My historical experience would be that period of time is kind of four quarters to six quarters. And so if you think about it, if somebody had a stock that was trading at $100 and the stock goes down by 30%, certainly, for the next couple of quarters, they are still thinking about $100. But if it’s at $70 for four quarters or five quarters, six quarters, then it’s $70. And suddenly, when you look ahead and you think about either an M&A transaction or financing, you have more realism about the reset of values. So, I think we are well into that journey of a reset and expectations. I think it might have another quarter or two quarters to further reset, but I think we are starting to see some additional improvements, people point to the investment-grade debt market.

That would obviously be where it would come first. But my expectations would be in the back half of €˜23 meaningfully better. And also, it’s interesting, and I will be heading to Dallas tonight with others, but I was watching some of the commentary, the macro commentary. People are softening their view of 2023. And I would say it’s getting a little bit more dovish, a little bit more of a softer landing than kind of where people were a quarter or two quarters ago. And that too, will affect capital markets opportunity because it’s really tied to confidence. So, I think we are going through that. I don’t think anything has fundamentally changed. I think these capital markets businesses are still very big businesses. But you shouldn’t look at 2022 as normal, just as you shouldn’t look at 2021 is normal.

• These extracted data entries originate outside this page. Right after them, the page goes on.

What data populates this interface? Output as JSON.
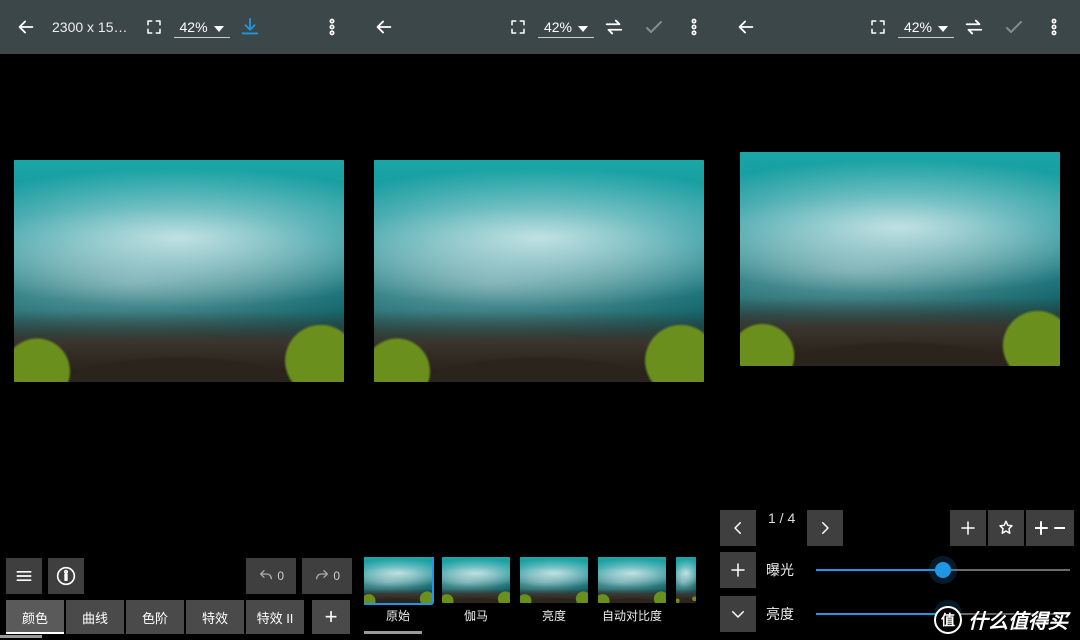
{
  "panel0": {
    "dimensions": "2300 x 15…",
    "zoom": "42%",
    "undo_count": "0",
    "redo_count": "0",
    "tabs": [
      "颜色",
      "曲线",
      "色阶",
      "特效",
      "特效 II"
    ],
    "active_tab": 0,
    "add": "+"
  },
  "panel1": {
    "zoom": "42%",
    "presets": [
      "原始",
      "伽马",
      "亮度",
      "自动对比度"
    ]
  },
  "panel2": {
    "zoom": "42%",
    "nav_counter": "1 / 4",
    "rows": [
      {
        "label": "曝光",
        "pos": 0.5
      },
      {
        "label": "亮度",
        "pos": 0.52
      }
    ]
  },
  "watermark": {
    "badge": "值",
    "text": "什么值得买"
  }
}
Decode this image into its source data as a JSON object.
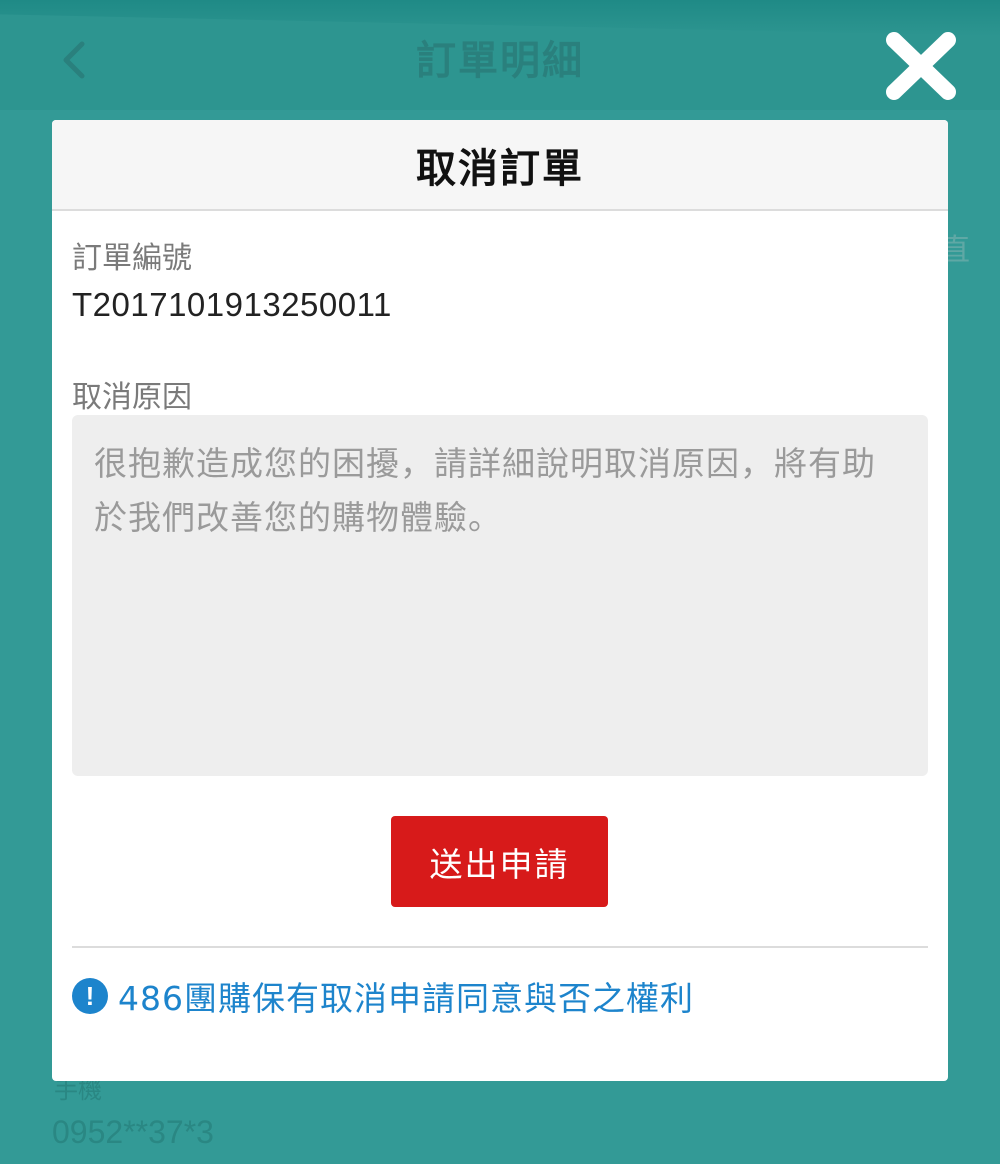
{
  "background": {
    "header_title": "訂單明細",
    "side_text": "直",
    "phone_label": "手機",
    "phone_value": "0952**37*3"
  },
  "modal": {
    "title": "取消訂單",
    "order_label": "訂單編號",
    "order_number": "T2017101913250011",
    "reason_label": "取消原因",
    "reason_placeholder": "很抱歉造成您的困擾，請詳細說明取消原因，將有助於我們改善您的購物體驗。",
    "reason_value": "",
    "submit_label": "送出申請",
    "notice_icon": "!",
    "notice_text": "486團購保有取消申請同意與否之權利"
  },
  "icons": {
    "back": "chevron-left-icon",
    "close": "close-icon",
    "notice": "exclamation-circle-icon"
  },
  "colors": {
    "overlay": "#339a96",
    "submit_button": "#d71a1a",
    "notice": "#1d84cc",
    "input_background": "#eeeeee"
  }
}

They normalized somewhere in the middle.

Jim Mitchell: Right. And maybe just a follow-up on the reserve and provisioning. That’s obviously been a big drag in profitability as you grow the platform business. But as you shrink Marcus, is there also any desire to kind of slow. I know GreenSky is growing on balance sheet, but the rest of the business is that slow? Do we start to see provisioning slow and given how high your reserve levels already are? Just trying to get a better picture on how to think about that cadence and maybe where your macro assumptions are in your reserve levels?

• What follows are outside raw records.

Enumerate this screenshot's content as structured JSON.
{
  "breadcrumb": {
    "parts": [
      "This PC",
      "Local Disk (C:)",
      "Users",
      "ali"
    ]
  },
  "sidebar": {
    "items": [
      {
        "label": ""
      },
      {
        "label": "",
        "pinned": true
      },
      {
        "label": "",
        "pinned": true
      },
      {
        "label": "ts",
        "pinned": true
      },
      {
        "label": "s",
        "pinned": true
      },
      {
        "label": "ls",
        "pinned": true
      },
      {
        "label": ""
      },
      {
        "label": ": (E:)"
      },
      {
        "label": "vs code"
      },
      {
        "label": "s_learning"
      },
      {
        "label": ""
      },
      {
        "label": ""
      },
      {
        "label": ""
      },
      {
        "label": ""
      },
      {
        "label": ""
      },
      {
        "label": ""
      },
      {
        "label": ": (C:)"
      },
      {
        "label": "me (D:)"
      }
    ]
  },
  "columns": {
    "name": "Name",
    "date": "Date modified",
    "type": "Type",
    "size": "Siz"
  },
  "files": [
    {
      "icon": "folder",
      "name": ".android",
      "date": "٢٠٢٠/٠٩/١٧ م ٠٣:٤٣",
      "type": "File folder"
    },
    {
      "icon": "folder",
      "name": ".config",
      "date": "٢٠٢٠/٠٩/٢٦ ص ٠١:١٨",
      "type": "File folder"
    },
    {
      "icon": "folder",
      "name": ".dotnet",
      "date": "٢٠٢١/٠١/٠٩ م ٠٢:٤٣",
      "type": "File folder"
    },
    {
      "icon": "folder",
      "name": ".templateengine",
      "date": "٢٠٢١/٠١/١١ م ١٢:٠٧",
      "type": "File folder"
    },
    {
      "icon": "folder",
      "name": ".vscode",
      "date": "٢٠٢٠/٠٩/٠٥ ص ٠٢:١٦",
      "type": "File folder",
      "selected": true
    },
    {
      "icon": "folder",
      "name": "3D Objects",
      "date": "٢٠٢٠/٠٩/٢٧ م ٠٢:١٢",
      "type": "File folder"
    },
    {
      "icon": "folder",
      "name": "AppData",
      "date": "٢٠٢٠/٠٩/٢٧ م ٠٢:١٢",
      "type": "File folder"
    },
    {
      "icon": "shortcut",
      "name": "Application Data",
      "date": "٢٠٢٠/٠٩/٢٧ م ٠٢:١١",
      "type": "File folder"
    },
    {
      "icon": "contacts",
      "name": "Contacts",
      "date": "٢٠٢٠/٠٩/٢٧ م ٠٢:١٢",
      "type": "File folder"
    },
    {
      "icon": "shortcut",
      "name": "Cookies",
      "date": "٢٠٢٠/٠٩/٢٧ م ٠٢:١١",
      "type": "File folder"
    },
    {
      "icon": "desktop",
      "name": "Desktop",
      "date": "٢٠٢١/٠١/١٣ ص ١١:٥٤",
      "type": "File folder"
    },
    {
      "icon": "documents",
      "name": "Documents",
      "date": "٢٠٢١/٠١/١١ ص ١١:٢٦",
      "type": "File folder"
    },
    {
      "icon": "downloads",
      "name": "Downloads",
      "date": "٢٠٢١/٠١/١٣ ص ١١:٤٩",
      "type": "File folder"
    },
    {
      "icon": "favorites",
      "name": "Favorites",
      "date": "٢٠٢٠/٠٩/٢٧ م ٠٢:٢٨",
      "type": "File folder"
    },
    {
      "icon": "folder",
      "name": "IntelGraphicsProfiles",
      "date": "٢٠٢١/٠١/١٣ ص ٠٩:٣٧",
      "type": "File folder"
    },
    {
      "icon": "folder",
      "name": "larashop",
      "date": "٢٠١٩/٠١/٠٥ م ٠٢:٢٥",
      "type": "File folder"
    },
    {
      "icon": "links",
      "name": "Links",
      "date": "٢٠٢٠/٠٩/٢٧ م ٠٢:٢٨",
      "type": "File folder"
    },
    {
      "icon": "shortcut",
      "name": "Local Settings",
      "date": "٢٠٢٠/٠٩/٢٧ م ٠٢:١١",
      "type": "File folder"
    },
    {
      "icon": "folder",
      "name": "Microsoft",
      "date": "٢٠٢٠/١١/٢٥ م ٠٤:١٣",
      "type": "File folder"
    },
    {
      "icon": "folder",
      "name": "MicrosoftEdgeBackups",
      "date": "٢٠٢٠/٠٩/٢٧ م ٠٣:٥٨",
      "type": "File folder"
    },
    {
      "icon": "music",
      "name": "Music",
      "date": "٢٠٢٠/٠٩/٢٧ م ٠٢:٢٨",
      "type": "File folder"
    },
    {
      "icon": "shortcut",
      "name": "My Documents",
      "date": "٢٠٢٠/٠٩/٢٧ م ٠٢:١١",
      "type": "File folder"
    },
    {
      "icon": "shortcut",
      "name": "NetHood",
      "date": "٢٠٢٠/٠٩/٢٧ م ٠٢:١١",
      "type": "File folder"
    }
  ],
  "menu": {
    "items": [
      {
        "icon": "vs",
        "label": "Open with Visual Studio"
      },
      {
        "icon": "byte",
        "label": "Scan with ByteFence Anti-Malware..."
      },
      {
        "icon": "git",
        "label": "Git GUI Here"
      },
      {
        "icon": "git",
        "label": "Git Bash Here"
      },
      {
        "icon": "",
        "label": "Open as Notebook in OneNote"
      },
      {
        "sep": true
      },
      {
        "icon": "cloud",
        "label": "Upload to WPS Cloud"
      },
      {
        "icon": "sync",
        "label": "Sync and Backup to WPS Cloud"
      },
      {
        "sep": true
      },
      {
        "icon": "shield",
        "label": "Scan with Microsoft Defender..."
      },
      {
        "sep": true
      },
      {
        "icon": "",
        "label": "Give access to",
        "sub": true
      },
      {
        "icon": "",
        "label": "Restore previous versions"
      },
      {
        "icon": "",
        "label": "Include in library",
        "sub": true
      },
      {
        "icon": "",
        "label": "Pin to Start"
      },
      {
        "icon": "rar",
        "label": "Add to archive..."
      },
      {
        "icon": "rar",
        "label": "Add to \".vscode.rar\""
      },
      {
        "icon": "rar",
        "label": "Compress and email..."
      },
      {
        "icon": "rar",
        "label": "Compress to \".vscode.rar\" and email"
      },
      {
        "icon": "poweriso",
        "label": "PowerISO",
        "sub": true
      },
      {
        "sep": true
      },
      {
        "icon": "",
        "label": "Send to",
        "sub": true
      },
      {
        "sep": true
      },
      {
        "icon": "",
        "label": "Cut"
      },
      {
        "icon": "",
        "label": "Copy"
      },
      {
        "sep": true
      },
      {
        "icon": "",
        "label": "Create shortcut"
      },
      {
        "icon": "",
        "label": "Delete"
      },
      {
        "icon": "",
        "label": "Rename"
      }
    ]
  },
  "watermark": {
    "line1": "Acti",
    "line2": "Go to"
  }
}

Denis Coleman: Sure. So, as it relates to slowing growth, we actually did slow origination activity over the course of the fourth quarter. Over the course of the year, we have implemented a number of changes to our credit underwriting, tightening some of those provisions. And so we actually did see a slowing of new originations. That being said, the vast majority of the provision build was attributable to the existing balances as opposed to the new originations. So, that’s also something that we are going to watch very carefully as things develop. You notice our overall coverage ratio increasing. That’s a function of what we have observed in our portfolio, but as well as our macroeconomic outlook. And so we have made some adjustments, which reflect our best estimates for performance in the economy going forward.

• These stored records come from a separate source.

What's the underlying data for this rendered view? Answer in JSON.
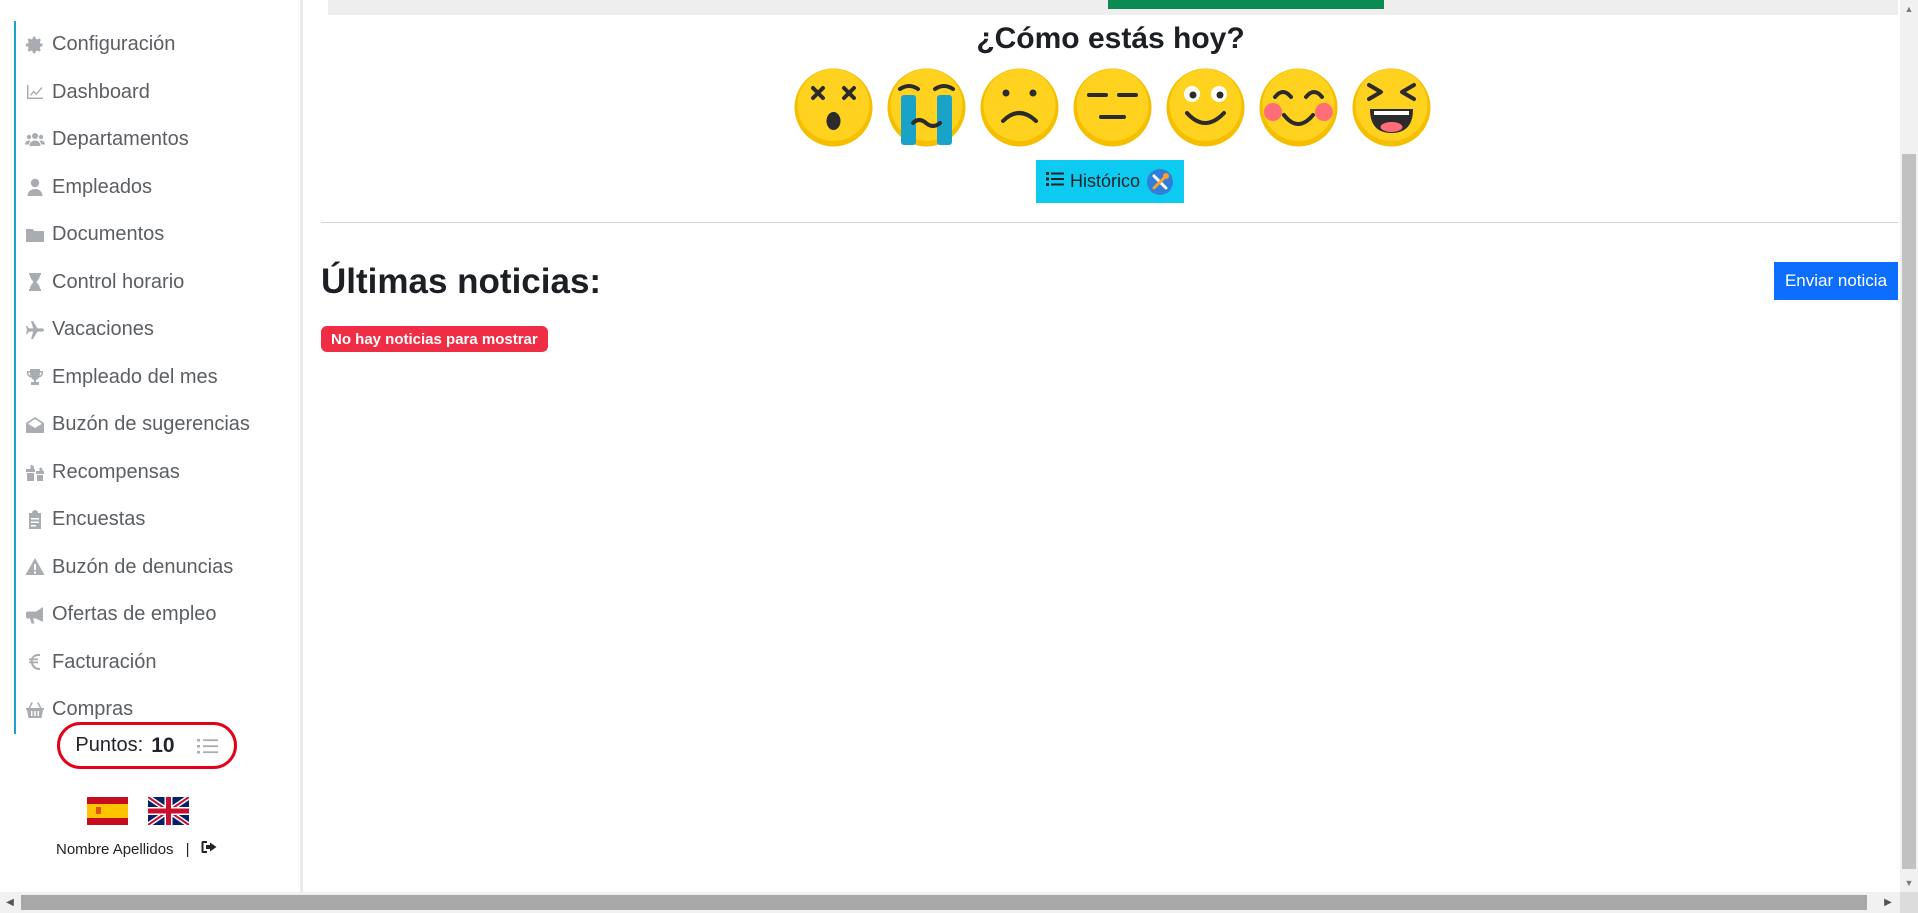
{
  "sidebar": {
    "items": [
      {
        "label": "Configuración",
        "icon": "gear-icon"
      },
      {
        "label": "Dashboard",
        "icon": "chart-line-icon"
      },
      {
        "label": "Departamentos",
        "icon": "users-icon"
      },
      {
        "label": "Empleados",
        "icon": "user-icon"
      },
      {
        "label": "Documentos",
        "icon": "folder-icon"
      },
      {
        "label": "Control horario",
        "icon": "hourglass-icon"
      },
      {
        "label": "Vacaciones",
        "icon": "plane-icon"
      },
      {
        "label": "Empleado del mes",
        "icon": "trophy-icon"
      },
      {
        "label": "Buzón de sugerencias",
        "icon": "envelope-open-icon"
      },
      {
        "label": "Recompensas",
        "icon": "gifts-icon"
      },
      {
        "label": "Encuestas",
        "icon": "clipboard-icon"
      },
      {
        "label": "Buzón de denuncias",
        "icon": "warning-icon"
      },
      {
        "label": "Ofertas de empleo",
        "icon": "megaphone-icon"
      },
      {
        "label": "Facturación",
        "icon": "euro-icon"
      },
      {
        "label": "Compras",
        "icon": "basket-icon"
      }
    ],
    "points_label": "Puntos:",
    "points_value": "10",
    "user_name": "Nombre Apellidos",
    "separator": "|"
  },
  "main": {
    "mood_title": "¿Cómo estás hoy?",
    "emojis": [
      "dizzy-face-icon",
      "crying-face-icon",
      "sad-face-icon",
      "neutral-face-icon",
      "smiling-face-icon",
      "blushing-face-icon",
      "laughing-face-icon"
    ],
    "history_label": "Histórico",
    "news_title": "Últimas noticias:",
    "send_news_label": "Enviar noticia",
    "no_news_label": "No hay noticias para mostrar"
  },
  "colors": {
    "accent_cyan": "#0dcaf0",
    "primary_blue": "#0d6efd",
    "danger_red": "#ef2d44",
    "sidebar_border": "#1fa2c8",
    "highlight_ring": "#e3001b",
    "top_green": "#0b8a51"
  }
}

Operator: At this time, there are no further questions. Please continue with any closing remarks.

Carey Halio: Since there are no more questions, we would like to thank everyone for joining the call. And certainly, if additional questions arise, please don’t hesitate to reach out to me or others on the Investor Relations team. Otherwise, we look forward to speaking with you soon and seeing many of you at our Investor Day on February 28th. Thank you.

Operator: Ladies and gentlemen, this concludes the Goldman Sachs fourth quarter 2022 earnings conference call. Thank you for your participation. You may now disconnect.